AA rehash threshold

Tue Nov 18 18:54:45 PST 2014

On 11/18/14 9:46 PM, deadalnix wrote:
> On Wednesday, 19 November 2014 at 02:16:36 UTC, Steven
> Schveighoffer wrote:
>> From all I remember about hash tables, you are supposed to minimize
>> the number of collisions when adding/looking up data. This helps keep
>> the O(1) lookup property intact.
>>
>
> That is the theory, but the real world is sometime different. It
> depends on how you resolve collisions. If you do it via some kind
> of linked list, then yes, you must remove all collisions.

This is what AAs currently do.

> But if you do it by putting the element in a slot close to its
> actual position, then thing gets different. In that case, you
> don't want to minimize collision, but to minimize the distance to
> the object, in order for it to be in the cache line.
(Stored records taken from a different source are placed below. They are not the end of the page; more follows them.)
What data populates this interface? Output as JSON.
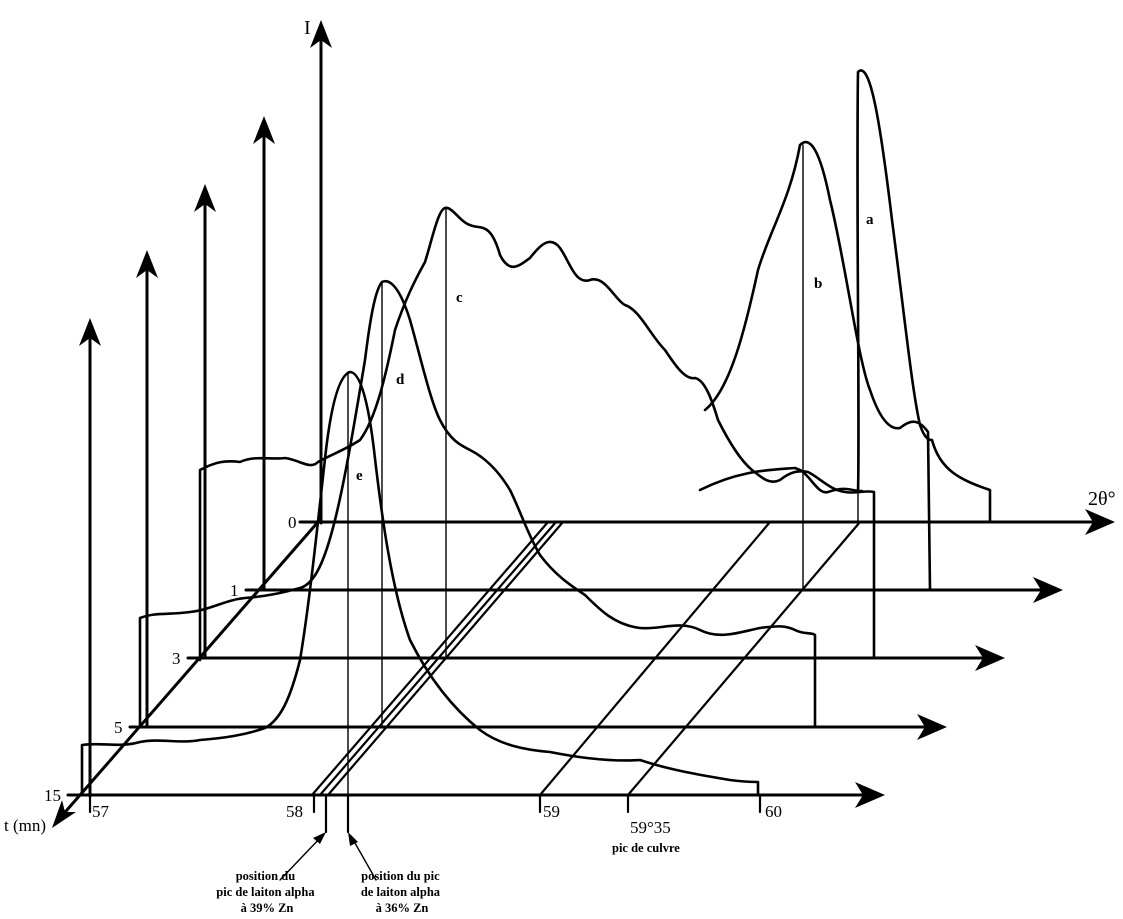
{
  "chart_data": {
    "type": "line",
    "subtype": "3d-waterfall",
    "title": "",
    "x_axis_label": "2θ°",
    "y_axis_label": "I",
    "z_axis_label": "t (mn)",
    "x_ticks": [
      "57",
      "58",
      "59",
      "59°35",
      "60"
    ],
    "x_range": [
      57,
      60.1
    ],
    "z_ticks": [
      "0",
      "1",
      "3",
      "5",
      "15"
    ],
    "grid": false,
    "legend": "none",
    "series": [
      {
        "name": "a",
        "t": 0,
        "x": [
          57,
          57.4,
          57.8,
          58.2,
          58.6,
          59.0,
          59.2,
          59.35,
          59.5,
          59.7,
          59.9,
          60.0,
          60.1
        ],
        "values": [
          3,
          3,
          3,
          3,
          3,
          3,
          3,
          3,
          4,
          5,
          6,
          20,
          26
        ]
      },
      {
        "name": "b",
        "t": 1,
        "x": [
          57,
          57.3,
          57.6,
          57.9,
          58.2,
          58.5,
          58.8,
          59.0,
          59.2,
          59.35,
          59.5,
          59.7,
          59.9,
          60.0
        ],
        "values": [
          1,
          1,
          1,
          1,
          1,
          1,
          1,
          1,
          2,
          3,
          4,
          8,
          22,
          13
        ]
      },
      {
        "name": "c",
        "t": 3,
        "x": [
          57,
          57.2,
          57.4,
          57.6,
          57.8,
          58.0,
          58.2,
          58.4,
          58.6,
          58.8,
          59.0,
          59.2,
          59.35,
          59.5,
          59.7,
          59.9,
          60.0
        ],
        "values": [
          8,
          8,
          9,
          8,
          9,
          10,
          28,
          38,
          45,
          35,
          36,
          25,
          22,
          15,
          7,
          3,
          2
        ]
      },
      {
        "name": "d",
        "t": 5,
        "x": [
          57,
          57.2,
          57.4,
          57.6,
          57.8,
          58.0,
          58.2,
          58.4,
          58.6,
          58.8,
          59.0,
          59.2,
          59.35,
          59.5,
          59.7
        ],
        "values": [
          1,
          1,
          1,
          1,
          3,
          5,
          40,
          25,
          14,
          10,
          5,
          4,
          3,
          2,
          1
        ]
      },
      {
        "name": "e",
        "t": 15,
        "x": [
          57,
          57.2,
          57.4,
          57.6,
          57.8,
          57.9,
          58.0,
          58.1,
          58.2,
          58.4,
          58.6,
          58.8,
          59.0,
          59.2,
          59.4,
          59.6,
          59.8
        ],
        "values": [
          1,
          1,
          1,
          2,
          6,
          13,
          35,
          38,
          28,
          12,
          6,
          3,
          2,
          2,
          1,
          1,
          1
        ]
      }
    ],
    "annotations": [
      {
        "id": "note-39",
        "text": [
          "position du",
          "pic de laiton alpha",
          "à 39% Zn"
        ],
        "x": 58.0
      },
      {
        "id": "note-36",
        "text": [
          "position du pic",
          "de laiton alpha",
          "à 36% Zn"
        ],
        "x": 58.1
      },
      {
        "id": "note-cu",
        "text": "pic de culvre",
        "x": 59.35
      }
    ]
  }
}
Heh, a load factor of 4 wouldn't work too well there :)

I do recall reading about all the different cache miss handling. The 
wikipedia article I referenced has a lot of good info.

>
> After all, unless your hash table is very small, the first hit is
> most likely a cache miss, meaning ~300 cycles. at this point the
> cache line is in L1, with a 3 cycle access time. So accessing
> several element in the same cache line is often preferable.
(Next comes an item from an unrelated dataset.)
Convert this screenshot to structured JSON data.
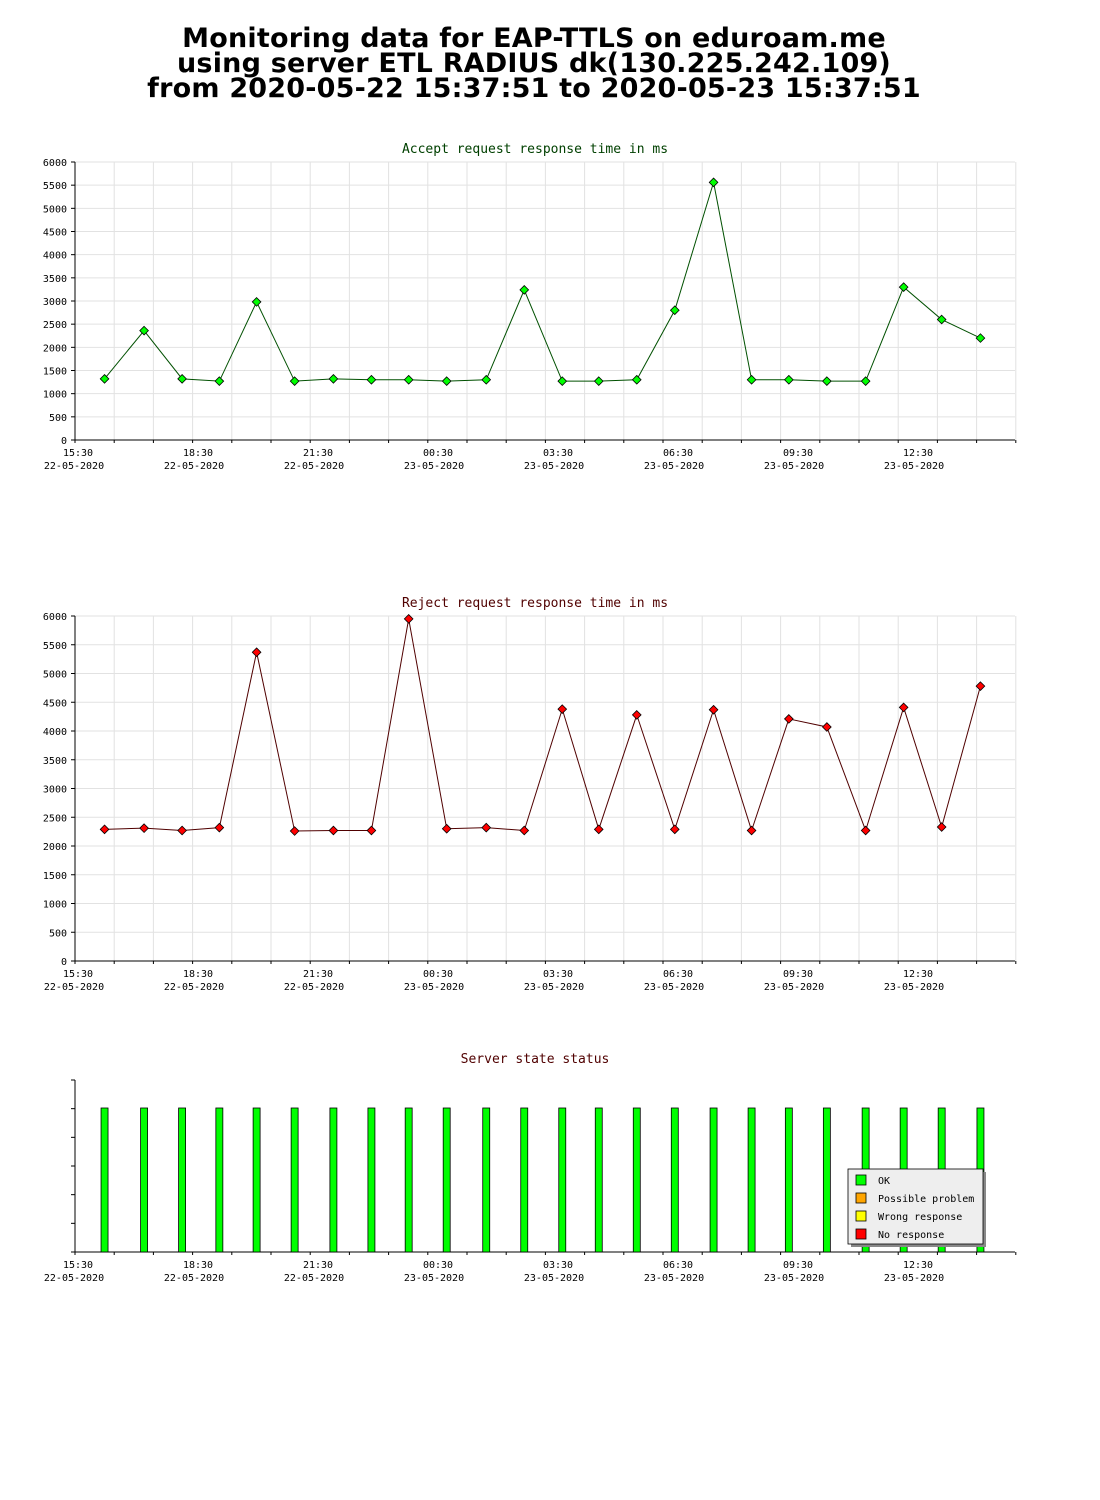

In the case of AAs, all bucket elements are pointers, so this point is 
moot for our purposes -- one may have to jump outside the cache to find 
the first element. A good improvement (this is likely to come with a 
full library type) is to instead store an inline element for each bucket 
entry instead of just a pointer to an element. I recall when writing 
dcollections, this added a significant speedup.

-Steve